# Motor de 24VDC controlado por LabVIEW



## masterinknf (Sep 23, 2010)

Hola q tal muy buen dia tengan todos ustedes!!

Tal vez en mi tema anterior no m dia a explicar muy bien y en verdad necesito que me ayuden ya que se me termina el plazo para terminar el proyecto.

Adjunto viene el diagrama a bloques de lo que consiste el proyecto pero voy a tratar de explicárselos ok y espero q m puedan ayudar:

El proyecto consiste en controlar la velocidad de un motor de 24VDC a 1A. como se ve en el diagrama a bloques, el control es de lazo cerrado; tengo un sensor de velocidad el cual funciona de la siguiente forma; en el eje del motor existe una pequeña muesca u orificio el cual al momento de girar el sensor que es magnético me genera pulsos de 200mV los cuales claro de su frecuencia pues es la velocidad que tiene el motor y esta salida del sensor pasa a al DAQ y pues ya obtengo la retroalimentación del sistema.

Mi problema esta del otro lado del sistema, en la parte que controla al motor, en el programa LabVIEW tengo un controlador PID el cual utilizo para elaborar mi control el cual en simulado funciona perfectamente, entonces para controlar la velocidad yo le digo a la tarjeta DAQ que mande una salida de 0 a 5V; aquí empieza mi problema, se que este voltaje lo tengo que introducir a un PWM para que este a su vez tenga una etapa de potencia para darle al motor su respectivo voltaje y corriente. Y esto es lo que no se como elaborar; espero que me puedan ayudar cualquier comentario se los agradecería ya que el tiempo se m vino encima.
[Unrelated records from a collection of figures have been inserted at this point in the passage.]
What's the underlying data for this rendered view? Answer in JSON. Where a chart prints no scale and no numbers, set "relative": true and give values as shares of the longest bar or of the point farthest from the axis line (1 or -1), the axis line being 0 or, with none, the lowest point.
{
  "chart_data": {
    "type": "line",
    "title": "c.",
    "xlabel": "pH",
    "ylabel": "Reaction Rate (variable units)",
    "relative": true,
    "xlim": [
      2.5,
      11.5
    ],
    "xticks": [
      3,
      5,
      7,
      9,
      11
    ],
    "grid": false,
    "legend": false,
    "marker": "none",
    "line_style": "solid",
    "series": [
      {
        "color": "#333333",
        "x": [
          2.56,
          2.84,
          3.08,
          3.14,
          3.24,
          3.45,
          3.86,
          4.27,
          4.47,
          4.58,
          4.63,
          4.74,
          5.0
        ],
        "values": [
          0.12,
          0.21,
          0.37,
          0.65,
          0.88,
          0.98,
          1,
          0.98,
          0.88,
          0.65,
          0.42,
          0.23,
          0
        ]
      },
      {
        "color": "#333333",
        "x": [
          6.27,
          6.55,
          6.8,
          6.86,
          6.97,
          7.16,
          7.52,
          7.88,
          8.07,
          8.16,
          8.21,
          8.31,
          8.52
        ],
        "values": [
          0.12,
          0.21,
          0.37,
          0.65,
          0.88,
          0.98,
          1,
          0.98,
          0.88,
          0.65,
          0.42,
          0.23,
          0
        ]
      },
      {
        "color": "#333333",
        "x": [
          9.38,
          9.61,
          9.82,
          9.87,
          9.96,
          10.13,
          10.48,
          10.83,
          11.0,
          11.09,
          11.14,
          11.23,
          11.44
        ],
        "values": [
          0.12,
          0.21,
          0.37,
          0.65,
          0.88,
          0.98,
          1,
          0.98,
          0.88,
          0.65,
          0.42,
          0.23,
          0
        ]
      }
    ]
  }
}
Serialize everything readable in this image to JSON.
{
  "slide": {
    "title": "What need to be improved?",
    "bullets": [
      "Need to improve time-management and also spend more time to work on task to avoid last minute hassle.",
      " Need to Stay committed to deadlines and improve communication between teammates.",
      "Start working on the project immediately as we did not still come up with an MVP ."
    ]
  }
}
Si alguien se le ocurre otra forma  diferente donde no se utilice el PWM desearía que me la hicieran saber, entre mas sencillo mejor,  todo comentario es bienvenido

Dejo adjunto el programa en LabVIEW y el diagrama a bloques

(NOTA) en el programa quite los asistentes de DAQ y puse un control de perilla para simular el motor, la salida del PID coloque una grafica para saber el voltaje q me mandaría la DAQ y como pueden ver funciona muy bien.


----------



## yumy (Sep 23, 2010)

como es cuando al  le falta velocidad automaticamente tiene que volver a subirla? eso es? si me lo contestas capas que te pueda...


----------



## masterinknf (Sep 24, 2010)

> como es cuando al le falta velocidad automaticamente tiene que volver a subirla? eso es? si me lo contestas capas que te pueda...



ok mira,

el sensor me va a mandar pulsos de 200mV los cuales voy a introducir a LabVIEW, cada pulso sera una revolucion, asi q cuando registre una velocidad o revolucion mas baja o mas alta el PI corregira este efecto y pues asi lograre una retroalimentaion al sistema. como t repito arriva en esto de la retroalimentacion no tengo problema, el problema lo tengo a la salida para controlar el motor no se que etapa utilizar ni como.

quisiera que hagan de cuanta que no hay retroalimentacion y que soloquiero hacer variar la velocidad al motor con LabVIEW, como harias tu esto???


----------



## ellogu (Nov 12, 2010)

hola masterinf necesit de tu ayuda ya qye el ing de la uni nos hizo comprar la DAQ 6008 de NI y me diante labview  controlar la velocidad de un motor de cd soy nuevo en el foro y te agradeceria mucho de tu ayuda ya que lei que tu estas haciendo algo asi.


----------



## EL GATO INGENIERO (Nov 12, 2010)

hola @masterinknf
no se que DAQ es el que estas ocupando pero lo mas sencillo para poder realizar el pwm seria con estructuras de casos es decir usar el WHILE LOP o FOR lUP de esta manera podrias mandar diferentes trenes de pulsos dependiendo de tu variable de realimentacion 
o tambien podrias variar solamente el voltaje de tu salida analogica y realizar un oscilador externo por ejemplo un 555 en configuracion astable o monoestable, en lugar de colocar el potenciometro para regular la frecuencia de disparo, colocas la salida del DAQ para provocar los disparos pero no se si en tu proyecto puedes apollarte de otro elementos o solo el DAQ
otra duda que tendria en cuanto a esto es que version de LabView estas manejando


----------